It came as a message on facebook. Someone I knew spoke of how their mother had passed due to Alzheimer’s Dementia (AD), and yet, now, years later, they began to realize it was Lewy Body Dementia (LBD). It had me thinking: ‘How prevalent are these misdiagnoses between dementias?’ And, ‘What are the real causes of the symptoms, if they aren’t dementia, or if they’re another type?’
Well, the second question could be answered quite easily, as stated in A Startling Cause of Misdiagnosed Dementia, from the webpage Aplaceformom.com. What the author asserts in this article is that too many seniors are prescribed medications and they can abuse those doses - from either side effects or simply forgetting they took or didn’t take them. The diagnosis, after assessing the same symptoms as differing forms of dementia is that they do have dementia - until they come under some form of structured observation and the realization that the meds were to blame appears. But that’s just one.
The next article I found, Misdiagnosis of Dementia, from Rightdiagnosis.com, has a great number of reasons for the misdiagnoses: Tumor, Adult ADHD, Stroke, Medications, Thyroid Disease, Vitamin B Deficiency, among others. There are also the mistakes made when looking at the patient and believing that many of the causes for the symptoms may be related to aging (this is what we assumed with Mom, along with her medications). This is, indeed, an interesting and vital article to investigate if you have any curiosity on the topic.
Another article, Reversible dementia and the misdiagnosis of dementia: a …, published by the National Institutes of Health, announces that 10-33% of patients diagnosed with dementia have some reversible form - due to medications, or other cause for the symptoms, from medical to psychiatric. How’s that!

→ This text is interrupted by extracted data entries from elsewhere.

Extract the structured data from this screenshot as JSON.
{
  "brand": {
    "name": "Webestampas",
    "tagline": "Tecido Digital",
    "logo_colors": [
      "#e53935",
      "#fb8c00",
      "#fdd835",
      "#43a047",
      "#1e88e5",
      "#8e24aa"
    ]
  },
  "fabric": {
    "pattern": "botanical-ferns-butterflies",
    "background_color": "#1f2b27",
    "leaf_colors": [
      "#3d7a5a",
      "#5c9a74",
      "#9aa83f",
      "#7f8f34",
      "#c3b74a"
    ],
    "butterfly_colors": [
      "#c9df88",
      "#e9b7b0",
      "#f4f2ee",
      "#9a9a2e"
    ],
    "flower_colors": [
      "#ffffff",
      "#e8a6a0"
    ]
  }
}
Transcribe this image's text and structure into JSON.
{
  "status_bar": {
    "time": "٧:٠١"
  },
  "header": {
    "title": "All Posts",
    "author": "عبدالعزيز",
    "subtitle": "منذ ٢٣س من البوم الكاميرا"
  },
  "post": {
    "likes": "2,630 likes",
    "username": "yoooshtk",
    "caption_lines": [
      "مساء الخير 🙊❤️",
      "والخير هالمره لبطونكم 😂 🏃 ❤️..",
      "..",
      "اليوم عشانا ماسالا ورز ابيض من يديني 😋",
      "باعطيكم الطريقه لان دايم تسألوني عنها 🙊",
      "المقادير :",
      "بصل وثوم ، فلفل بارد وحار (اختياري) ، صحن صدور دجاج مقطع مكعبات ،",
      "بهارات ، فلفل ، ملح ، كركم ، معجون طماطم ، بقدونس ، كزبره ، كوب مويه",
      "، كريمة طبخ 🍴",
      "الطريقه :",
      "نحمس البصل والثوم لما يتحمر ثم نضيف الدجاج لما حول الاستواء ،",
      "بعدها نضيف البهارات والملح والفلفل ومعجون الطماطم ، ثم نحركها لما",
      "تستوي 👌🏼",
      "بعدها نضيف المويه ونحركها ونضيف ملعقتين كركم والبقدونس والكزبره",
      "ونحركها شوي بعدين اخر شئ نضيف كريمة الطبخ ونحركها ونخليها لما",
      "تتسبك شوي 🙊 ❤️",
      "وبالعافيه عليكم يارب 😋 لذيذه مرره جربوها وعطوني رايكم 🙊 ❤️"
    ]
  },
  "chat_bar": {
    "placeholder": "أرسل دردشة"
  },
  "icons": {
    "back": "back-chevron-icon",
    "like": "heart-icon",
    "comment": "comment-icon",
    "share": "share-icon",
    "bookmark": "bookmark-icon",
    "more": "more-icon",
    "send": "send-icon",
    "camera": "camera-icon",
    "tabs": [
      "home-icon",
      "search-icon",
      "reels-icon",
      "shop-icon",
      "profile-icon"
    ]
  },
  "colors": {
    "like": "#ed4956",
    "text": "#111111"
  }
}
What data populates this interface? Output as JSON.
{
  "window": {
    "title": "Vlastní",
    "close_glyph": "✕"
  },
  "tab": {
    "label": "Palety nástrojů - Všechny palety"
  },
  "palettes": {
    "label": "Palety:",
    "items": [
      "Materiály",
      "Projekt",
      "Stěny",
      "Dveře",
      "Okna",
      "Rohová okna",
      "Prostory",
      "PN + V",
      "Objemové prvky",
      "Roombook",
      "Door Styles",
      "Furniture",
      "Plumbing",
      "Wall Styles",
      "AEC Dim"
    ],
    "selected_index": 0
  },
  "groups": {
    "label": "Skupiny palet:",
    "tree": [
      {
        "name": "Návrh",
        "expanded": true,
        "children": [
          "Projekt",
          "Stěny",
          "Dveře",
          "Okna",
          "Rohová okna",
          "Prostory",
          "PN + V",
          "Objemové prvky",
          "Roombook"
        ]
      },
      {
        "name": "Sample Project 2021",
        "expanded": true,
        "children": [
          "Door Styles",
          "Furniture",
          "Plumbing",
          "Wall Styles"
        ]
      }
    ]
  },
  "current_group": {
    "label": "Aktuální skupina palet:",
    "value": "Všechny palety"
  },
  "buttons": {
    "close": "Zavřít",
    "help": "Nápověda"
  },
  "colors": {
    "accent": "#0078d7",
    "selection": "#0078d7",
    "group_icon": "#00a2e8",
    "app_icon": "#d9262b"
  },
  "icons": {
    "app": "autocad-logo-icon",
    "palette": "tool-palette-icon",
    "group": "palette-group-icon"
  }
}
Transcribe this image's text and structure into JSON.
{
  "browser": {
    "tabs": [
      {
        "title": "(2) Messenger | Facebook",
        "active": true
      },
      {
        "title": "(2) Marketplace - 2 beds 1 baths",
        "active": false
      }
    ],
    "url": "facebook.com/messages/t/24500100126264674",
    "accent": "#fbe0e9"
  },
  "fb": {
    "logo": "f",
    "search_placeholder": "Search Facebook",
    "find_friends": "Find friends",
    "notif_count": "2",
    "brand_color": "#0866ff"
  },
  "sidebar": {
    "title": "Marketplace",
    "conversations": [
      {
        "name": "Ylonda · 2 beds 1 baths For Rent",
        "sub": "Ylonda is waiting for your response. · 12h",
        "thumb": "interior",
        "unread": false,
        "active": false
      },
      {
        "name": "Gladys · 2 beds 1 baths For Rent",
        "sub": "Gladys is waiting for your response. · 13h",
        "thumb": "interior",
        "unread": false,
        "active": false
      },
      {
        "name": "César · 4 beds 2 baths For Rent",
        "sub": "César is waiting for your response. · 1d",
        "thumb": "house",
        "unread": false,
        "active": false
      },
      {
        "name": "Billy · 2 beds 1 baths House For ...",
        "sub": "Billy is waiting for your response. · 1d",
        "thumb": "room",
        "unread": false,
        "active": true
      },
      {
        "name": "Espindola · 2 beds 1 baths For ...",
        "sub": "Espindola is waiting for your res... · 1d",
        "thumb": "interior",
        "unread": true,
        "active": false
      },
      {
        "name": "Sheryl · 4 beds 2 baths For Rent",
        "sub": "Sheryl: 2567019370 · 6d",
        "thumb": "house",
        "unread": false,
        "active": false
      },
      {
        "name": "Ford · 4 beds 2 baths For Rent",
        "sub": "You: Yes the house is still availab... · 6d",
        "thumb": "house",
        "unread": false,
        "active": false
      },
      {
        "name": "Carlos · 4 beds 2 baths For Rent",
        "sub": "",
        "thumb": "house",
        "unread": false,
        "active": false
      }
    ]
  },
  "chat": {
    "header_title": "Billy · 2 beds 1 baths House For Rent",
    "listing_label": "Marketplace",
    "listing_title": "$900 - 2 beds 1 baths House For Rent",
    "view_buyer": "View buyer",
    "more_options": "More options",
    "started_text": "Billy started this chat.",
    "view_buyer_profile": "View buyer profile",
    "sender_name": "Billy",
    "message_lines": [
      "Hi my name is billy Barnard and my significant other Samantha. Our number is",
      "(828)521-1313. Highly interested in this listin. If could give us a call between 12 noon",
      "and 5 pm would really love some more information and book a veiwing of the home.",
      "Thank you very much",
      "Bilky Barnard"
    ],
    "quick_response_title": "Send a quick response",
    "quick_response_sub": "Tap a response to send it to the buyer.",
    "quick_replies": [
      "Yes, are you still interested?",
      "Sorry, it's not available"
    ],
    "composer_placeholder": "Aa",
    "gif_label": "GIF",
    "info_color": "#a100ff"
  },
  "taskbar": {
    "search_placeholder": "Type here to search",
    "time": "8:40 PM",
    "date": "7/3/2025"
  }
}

Now, Lewy Body Dementia (LBD) may take 18 months and 3 doctors to reach a diagnosis - and this usually happens when the patient is in the severe stages of the disease, according to the LBDA.org in the article Most Misdiagnosed Form of Dementia Leaves Patients …. This piece of literature gives us the awful feeling that the patient and the caregiver or family needs to do their homework, as most physicians haven’t a clue as to what LBD is (such as it was with Mom’s primary after her diagnosis - so we fired her and found someone who had done their homework).
There are many other articles available, and I’ll try to put them at the bottom of this post. But it is really intriguing that as the population ages that medicine is trying to catch up to the needs and problems that will be quite widespread in only a few years.
I suppose this may bring more questions than it answers, so this could become something that propels me further along. So, until next time, keep reading and learning!
Articles:
Rabins, Peter V. "Reversible dementia and the misdiagnosis of dementia: a review." Psychiatric Services 34.9 (1983): 830-835.
Ryan, DH. "Misdiagnosis in dementia: comparisons of diagnostic error rate and range of hospital investigation according to medical specialty." International journal of geriatric psychiatry 9.2 (1994): 141-147.
McKeith, Ian G et al. "The clinical diagnosis and misdiagnosis of senile dementia of Lewy body type (SDLT)." The British Journal of Psychiatry 165.3 (1994): 324-332.